Important Security Practices
Keep your secret safe: Never commit it to Git. Use environment variables:
const SECRET_KEY = process.env.JWT_SECRET;
Use HTTPS only: Always transmit tokens over HTTPS to prevent interception.
Don't store sensitive data in tokens: JWT tokens are encoded, not encrypted. Anyone can decode them and read the payload. Don't include passwords or payment info.
Set reasonable expiry times: Shorter expiry means less damage if a token is stolen. Balance with user convenience.

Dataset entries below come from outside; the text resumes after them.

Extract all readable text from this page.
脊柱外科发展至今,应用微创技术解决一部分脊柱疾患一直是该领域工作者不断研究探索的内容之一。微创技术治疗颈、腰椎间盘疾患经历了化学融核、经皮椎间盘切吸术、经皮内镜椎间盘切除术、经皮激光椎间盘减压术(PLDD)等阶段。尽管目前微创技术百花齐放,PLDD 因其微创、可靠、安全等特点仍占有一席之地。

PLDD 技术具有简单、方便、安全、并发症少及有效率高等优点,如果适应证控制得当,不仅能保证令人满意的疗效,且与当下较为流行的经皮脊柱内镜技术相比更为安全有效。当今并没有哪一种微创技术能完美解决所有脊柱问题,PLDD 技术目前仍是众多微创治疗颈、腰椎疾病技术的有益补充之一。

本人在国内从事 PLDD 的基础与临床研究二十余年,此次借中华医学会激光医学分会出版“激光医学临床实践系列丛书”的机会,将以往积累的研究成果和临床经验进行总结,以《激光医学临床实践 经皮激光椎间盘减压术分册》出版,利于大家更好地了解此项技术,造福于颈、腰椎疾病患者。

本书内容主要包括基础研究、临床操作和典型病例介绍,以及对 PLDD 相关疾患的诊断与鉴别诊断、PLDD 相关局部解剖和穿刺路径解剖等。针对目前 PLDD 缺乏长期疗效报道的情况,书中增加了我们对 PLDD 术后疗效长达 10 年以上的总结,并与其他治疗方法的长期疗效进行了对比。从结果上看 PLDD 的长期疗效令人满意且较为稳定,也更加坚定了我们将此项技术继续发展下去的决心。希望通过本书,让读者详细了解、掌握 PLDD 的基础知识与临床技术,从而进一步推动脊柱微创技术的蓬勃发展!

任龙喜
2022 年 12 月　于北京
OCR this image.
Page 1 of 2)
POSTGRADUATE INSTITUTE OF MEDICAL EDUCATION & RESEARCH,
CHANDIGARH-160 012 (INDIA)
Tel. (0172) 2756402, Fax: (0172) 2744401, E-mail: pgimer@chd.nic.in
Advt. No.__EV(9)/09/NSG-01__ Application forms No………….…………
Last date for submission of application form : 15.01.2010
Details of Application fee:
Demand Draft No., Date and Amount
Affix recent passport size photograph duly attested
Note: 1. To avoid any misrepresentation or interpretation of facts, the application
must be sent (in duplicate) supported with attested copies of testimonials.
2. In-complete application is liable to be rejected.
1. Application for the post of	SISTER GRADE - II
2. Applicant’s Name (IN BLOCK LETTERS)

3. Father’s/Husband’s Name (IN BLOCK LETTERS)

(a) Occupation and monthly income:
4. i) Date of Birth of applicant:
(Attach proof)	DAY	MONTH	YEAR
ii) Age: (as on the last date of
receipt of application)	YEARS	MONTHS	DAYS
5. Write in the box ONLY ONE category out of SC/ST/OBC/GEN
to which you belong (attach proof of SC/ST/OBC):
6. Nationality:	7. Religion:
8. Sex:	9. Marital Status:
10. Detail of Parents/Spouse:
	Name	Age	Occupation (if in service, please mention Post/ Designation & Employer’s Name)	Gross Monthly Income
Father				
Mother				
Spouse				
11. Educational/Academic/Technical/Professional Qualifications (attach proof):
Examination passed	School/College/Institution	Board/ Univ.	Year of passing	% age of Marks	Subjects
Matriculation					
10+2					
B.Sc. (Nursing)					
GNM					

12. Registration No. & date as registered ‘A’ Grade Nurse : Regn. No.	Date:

Hash passwords: Never store plain passwords in your database. Always hash them.
Common Mistakes
Mistake 1: Storing passwords in JWT
// Wrong
const token = jwt.sign({
username: user.username,
password: user.password
}, SECRET_KEY);
// Right
const token = jwt.sign({
userId: user.id,
username: user.username
}, SECRET_KEY);
Mistake 2: Using a weak secret
// Wrong - too simple
const SECRET_KEY = 'secret';
// Better - long random string
const SECRET_KEY = process.env.JWT_SECRET;
Mistake 3: Not checking token expiry
jwt.verify handles expiry checking automatically. Don't skip it.
Key Takeaways
JWT is a self-contained token with user information and a signature
Users get a token after login and include it with every request
Tokens expire to limit damage if stolen
Verify tokens with
jwt.verifybefore allowing accessUse middleware to check tokens on protected routes
Keep your secret key safe and use environment variables
Tokens are encoded, not encrypted, so don't store sensitive data
Use refresh tokens for better user experience with short-lived access tokens
JWT is a powerful, flexible way to handle authentication in Node.js applications. Once you understand the basics, you can build secure APIs.